After decades of civil war, Somalia is working towards building a functioning political system and exploiting its natural resources.
Researchers have hypothesized a total 110 billion barrels of reserves in the country’s holdings, which would place Somalia among the top 10 reserve holders worldwide.
Seismic analysis carried out by UK-based company Soma Oil & Gas, which was funded in 2013 for the purpose of exploration in the eastern African country, revealed a potential of 30 billion barrels of crude oil.
Launching first bidding round
The 2D data was gathered over a total of 50 offshore blocks covering 66,795 square miles.
The country is now launching its very first bidding round after reviewing its Petroleum Law and getting all member states to sign a brand new Petroleum Ownership Management and Revenue Sharing Agreement.
The bill provides guidance on how revenue coming from upstream activities will be shared among communities, while member states will choose independently how to invest their revenue share.
Minister Ahmed speaks to Kallanish Energy
Kallanish Energy met last month with the Minister of Petroleum & Mineral Resources, Abdirashid Mohamed Ahmed, at a roundtable in London to discuss the launch of the auction.
The Petroleum Law was first drafted in 2008; however, it had to be reviewed based on the Federal System introduced in 2012.
The latter was the first government established since the collapse of the Somali Democratic Republic in 1991 – the year of the start of the civil war, which brought a declaration of force majeure for all oil activities.
Force majeure remains in place
In fact, supermajors Royal Dutch Shell and ExxonMobil acquired exclusive E&P rights over five offshore blocks in the 1980s, and last month signed a settlement letter to pay $1.7 million of surface rental fees to the government.
At the moment, force majeure remains in place.
The only other company venturing in the country in the civil war years was Soma, with a “seismic option agreement,” Ahmed said at the meeting.
According to the new law, the three firms won’t be given priority in the bidding round and will have to apply following the same process as all other companies.
Moving to the next level
“The law was not federal, in 2008, and now all this legislative policy framework development was undertaken; it’s the time when we move to the next level where we start negotiations with the companies,” Ahmed added.
The government announced in February the first bidding round, including 15 offshore blocks, with the bid date scheduled for this November. Roughly 20 companies attended a roadshow in London earlier this year, with more expected at the Houston roadshow in October.
None of the blocks are within the area disputed with Kenya, as the two countries are waiting for a decision by the International Court of Justice in the Hague, expected in September.

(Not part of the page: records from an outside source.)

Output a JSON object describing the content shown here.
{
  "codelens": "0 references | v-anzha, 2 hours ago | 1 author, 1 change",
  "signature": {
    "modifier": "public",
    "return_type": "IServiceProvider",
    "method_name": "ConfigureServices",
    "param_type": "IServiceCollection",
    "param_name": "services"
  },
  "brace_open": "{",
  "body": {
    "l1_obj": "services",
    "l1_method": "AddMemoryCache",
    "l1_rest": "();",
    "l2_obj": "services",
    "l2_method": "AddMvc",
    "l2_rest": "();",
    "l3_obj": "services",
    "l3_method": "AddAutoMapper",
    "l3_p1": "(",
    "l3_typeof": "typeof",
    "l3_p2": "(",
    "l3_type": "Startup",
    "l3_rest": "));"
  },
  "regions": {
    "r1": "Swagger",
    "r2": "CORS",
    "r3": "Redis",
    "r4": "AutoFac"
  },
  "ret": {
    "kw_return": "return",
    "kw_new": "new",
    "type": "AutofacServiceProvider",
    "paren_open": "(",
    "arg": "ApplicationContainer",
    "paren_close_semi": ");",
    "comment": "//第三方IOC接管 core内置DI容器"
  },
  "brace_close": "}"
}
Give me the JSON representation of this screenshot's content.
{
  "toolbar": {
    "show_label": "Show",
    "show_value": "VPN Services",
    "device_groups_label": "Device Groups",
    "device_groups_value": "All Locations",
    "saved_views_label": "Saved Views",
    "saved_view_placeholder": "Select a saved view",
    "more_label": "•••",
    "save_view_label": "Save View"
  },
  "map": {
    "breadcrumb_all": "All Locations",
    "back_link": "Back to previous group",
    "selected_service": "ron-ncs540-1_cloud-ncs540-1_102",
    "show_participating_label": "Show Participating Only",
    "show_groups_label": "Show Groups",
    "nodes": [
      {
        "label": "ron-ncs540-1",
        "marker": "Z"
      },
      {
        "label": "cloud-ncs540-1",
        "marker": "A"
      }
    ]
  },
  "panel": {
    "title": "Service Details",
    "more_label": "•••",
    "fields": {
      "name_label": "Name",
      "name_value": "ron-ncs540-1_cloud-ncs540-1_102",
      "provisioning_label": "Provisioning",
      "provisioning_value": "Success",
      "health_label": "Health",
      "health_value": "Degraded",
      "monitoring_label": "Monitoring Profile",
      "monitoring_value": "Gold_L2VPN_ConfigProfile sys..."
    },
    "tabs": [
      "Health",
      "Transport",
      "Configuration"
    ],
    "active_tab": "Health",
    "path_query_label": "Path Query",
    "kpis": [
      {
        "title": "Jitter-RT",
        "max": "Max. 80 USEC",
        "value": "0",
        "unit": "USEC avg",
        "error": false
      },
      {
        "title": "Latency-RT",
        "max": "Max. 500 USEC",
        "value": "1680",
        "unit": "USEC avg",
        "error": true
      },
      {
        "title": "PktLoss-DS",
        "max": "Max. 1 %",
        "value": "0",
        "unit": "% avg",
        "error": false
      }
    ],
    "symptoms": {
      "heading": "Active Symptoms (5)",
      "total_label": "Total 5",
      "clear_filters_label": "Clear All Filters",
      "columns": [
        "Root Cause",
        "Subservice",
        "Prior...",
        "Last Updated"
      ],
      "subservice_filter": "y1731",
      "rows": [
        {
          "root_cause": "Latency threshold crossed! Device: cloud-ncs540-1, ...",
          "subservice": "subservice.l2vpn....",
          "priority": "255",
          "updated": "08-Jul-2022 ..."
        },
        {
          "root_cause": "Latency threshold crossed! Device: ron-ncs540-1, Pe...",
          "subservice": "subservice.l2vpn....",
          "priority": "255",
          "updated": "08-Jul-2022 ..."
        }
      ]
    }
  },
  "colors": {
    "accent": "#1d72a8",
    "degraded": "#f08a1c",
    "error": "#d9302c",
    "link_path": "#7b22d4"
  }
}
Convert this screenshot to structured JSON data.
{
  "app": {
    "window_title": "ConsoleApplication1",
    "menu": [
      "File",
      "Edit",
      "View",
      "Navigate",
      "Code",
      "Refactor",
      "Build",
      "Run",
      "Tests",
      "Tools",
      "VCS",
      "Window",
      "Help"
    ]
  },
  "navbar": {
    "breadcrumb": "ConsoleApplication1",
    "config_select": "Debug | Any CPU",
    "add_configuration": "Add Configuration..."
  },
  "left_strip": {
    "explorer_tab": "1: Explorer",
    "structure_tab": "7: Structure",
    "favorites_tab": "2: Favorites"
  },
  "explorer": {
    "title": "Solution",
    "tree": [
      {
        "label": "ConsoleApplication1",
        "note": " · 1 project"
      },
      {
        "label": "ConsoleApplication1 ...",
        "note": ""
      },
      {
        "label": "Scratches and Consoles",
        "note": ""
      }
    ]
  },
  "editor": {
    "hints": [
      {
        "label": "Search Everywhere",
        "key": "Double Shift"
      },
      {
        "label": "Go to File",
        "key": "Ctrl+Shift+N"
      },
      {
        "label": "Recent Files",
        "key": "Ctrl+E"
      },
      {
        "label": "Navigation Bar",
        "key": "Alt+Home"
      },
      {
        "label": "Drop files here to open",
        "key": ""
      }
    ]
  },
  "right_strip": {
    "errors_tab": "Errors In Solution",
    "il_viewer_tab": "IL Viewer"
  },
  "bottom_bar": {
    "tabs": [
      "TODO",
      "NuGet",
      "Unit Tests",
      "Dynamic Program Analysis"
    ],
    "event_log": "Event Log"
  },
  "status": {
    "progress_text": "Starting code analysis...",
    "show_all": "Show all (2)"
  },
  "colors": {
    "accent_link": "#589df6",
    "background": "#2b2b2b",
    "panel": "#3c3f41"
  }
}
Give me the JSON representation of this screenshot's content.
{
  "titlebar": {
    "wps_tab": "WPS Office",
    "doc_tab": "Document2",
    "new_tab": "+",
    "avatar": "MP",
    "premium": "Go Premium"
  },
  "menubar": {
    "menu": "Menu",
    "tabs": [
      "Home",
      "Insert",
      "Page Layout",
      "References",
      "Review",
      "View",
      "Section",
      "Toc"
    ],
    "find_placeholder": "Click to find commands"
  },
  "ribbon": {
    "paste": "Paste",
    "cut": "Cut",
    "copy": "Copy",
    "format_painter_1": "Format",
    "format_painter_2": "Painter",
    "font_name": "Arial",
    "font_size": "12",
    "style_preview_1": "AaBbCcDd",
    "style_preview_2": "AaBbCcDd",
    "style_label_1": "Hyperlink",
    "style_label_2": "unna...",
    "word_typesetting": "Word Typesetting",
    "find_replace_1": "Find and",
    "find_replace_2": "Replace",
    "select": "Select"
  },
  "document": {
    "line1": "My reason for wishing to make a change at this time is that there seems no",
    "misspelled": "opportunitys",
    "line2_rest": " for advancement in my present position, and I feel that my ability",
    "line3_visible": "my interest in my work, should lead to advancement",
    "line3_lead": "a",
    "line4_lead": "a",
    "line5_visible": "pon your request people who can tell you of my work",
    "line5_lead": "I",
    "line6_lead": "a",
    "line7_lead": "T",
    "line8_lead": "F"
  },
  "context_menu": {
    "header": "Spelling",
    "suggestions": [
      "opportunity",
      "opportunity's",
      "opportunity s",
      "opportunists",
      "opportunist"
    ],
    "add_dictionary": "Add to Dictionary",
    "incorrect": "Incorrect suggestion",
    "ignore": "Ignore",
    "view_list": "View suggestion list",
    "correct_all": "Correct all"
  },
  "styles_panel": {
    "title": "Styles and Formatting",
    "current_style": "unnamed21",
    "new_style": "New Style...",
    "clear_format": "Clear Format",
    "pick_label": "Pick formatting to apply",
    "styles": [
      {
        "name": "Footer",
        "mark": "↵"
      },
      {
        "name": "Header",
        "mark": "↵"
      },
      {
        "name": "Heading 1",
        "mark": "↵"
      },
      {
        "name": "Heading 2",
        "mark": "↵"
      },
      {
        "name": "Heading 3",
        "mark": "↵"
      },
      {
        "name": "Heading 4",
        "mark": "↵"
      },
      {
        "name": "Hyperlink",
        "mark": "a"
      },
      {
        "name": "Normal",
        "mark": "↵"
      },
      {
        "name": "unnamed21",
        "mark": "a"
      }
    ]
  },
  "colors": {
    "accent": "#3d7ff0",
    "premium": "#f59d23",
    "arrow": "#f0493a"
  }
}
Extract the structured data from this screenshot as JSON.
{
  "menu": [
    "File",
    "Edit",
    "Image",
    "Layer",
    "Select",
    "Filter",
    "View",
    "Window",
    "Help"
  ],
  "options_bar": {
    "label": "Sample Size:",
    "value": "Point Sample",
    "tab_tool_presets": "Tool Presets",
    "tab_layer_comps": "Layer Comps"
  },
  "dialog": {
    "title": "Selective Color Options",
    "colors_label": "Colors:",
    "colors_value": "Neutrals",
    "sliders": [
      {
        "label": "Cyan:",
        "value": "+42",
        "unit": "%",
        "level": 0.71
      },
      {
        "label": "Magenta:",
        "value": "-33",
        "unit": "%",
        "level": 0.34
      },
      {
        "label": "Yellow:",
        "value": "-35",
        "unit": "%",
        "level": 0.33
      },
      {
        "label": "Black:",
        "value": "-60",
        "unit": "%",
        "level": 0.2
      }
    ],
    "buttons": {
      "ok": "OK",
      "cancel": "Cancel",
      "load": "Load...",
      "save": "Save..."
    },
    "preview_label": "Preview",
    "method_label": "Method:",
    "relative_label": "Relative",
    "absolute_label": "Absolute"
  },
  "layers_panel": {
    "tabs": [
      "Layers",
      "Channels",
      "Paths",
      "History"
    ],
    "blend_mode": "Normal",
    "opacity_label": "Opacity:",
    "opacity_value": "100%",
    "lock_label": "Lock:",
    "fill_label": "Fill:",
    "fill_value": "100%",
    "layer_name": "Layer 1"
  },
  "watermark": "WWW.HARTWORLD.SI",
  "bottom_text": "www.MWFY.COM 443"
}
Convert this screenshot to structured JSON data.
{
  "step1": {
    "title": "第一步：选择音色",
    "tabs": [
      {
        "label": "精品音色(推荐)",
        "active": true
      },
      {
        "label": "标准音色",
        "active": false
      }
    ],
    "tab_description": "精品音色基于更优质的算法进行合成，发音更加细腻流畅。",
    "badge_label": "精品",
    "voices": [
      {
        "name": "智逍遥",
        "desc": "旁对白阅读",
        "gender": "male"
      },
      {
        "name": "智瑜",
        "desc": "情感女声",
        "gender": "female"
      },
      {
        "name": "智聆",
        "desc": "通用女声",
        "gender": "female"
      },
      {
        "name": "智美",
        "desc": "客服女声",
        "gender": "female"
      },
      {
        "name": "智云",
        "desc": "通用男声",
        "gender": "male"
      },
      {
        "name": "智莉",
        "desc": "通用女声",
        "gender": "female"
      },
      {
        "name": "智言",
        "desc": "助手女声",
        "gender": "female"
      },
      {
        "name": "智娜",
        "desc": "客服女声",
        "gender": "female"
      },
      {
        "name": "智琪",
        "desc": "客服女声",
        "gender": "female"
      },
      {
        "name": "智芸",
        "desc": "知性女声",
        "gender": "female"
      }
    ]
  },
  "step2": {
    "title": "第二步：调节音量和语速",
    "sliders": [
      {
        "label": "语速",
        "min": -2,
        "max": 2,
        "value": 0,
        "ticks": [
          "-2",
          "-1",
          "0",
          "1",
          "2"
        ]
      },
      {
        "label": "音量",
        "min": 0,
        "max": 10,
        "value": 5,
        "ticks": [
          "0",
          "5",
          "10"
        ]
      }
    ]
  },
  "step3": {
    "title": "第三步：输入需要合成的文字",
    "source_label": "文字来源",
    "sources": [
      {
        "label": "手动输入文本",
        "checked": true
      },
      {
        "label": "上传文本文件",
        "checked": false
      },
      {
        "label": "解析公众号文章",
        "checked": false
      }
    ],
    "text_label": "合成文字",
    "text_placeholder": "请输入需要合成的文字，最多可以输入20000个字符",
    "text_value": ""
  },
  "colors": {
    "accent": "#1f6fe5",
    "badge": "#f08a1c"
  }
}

Offshore blocks offered for security reasons
They have been fighting since 2014 to gain rights over 38,610 square miles believed to contain hydrocarbon deposits.
All blocks on offer are offshore for security reasons, as inland hasn’t been secured yet, an operation that “will take time,” Ahmed said. The ocean is guaranteed to be safe to operate in, according to the government.
“In the last few years there was absolutely no piracy in Somalia at all, and also there are private security companies operating, specialized private security companies which provide maritime security to the future offshore Somali operations,” the minister said.
“Hopefully the companies aren’t worrying so much about the security of Somalia,” he added.
Political risk may hinder development
However, the political risk and the question of whether the potential oil reserves are commercially viable may hinder the development of the Somali oil and gas industry, according to Scott Pegg, Professor at Indiana University Purdue University Indianapolis.
“The revenue sharing agreement looks good and is a good starting point,” he said in an email to Kallanish Energy.
“My fear is that it looks like a strong foundation for oil production in Somalia but, in reality, it is a strong foundation built on a very thin sheet of ice that could crack at almost any time for almost any reason,” he added.
Civil war left country in abject poverty
The two decades of civil war left the country in extreme poverty, depending heavily on the African Union Mission in Somalia (Amisom), a regional peacekeeping mission operated by the African Union with the approval of the United Nations Security Council.
While the agreement appears solid, there are concerns whether authorities and third parties will actually abide by it.
In terms of reserves, “there is a massive disjunction between the rhetoric and the reality of Somali oil production,” Pegg said.
While the country is said to have contained hydrocarbons since the 1950s, no oil has ever been produced, and there are no proven reserves, as numbers previously suggested are from preliminary analysis.
Relying on oil exploitation
“If its reserves were truly that large, surely exploration and production would be much further along than they are,” said Pegg. “The lack of proven reserves and any production will, in combination with the political risk noted above, certainly deter many potential investors.”
Nonetheless, Somalia bills itself as an attractive country to invest in, as it offers favorable conditions to compete with their neighbors, and is located in a strategic point on the Indian Ocean.
The country is relying heavily on the exploitation of oil to kick-start its economy and provide wealth to its people.
“Somalia is open for business,” the oil minister told Kallanish Energy.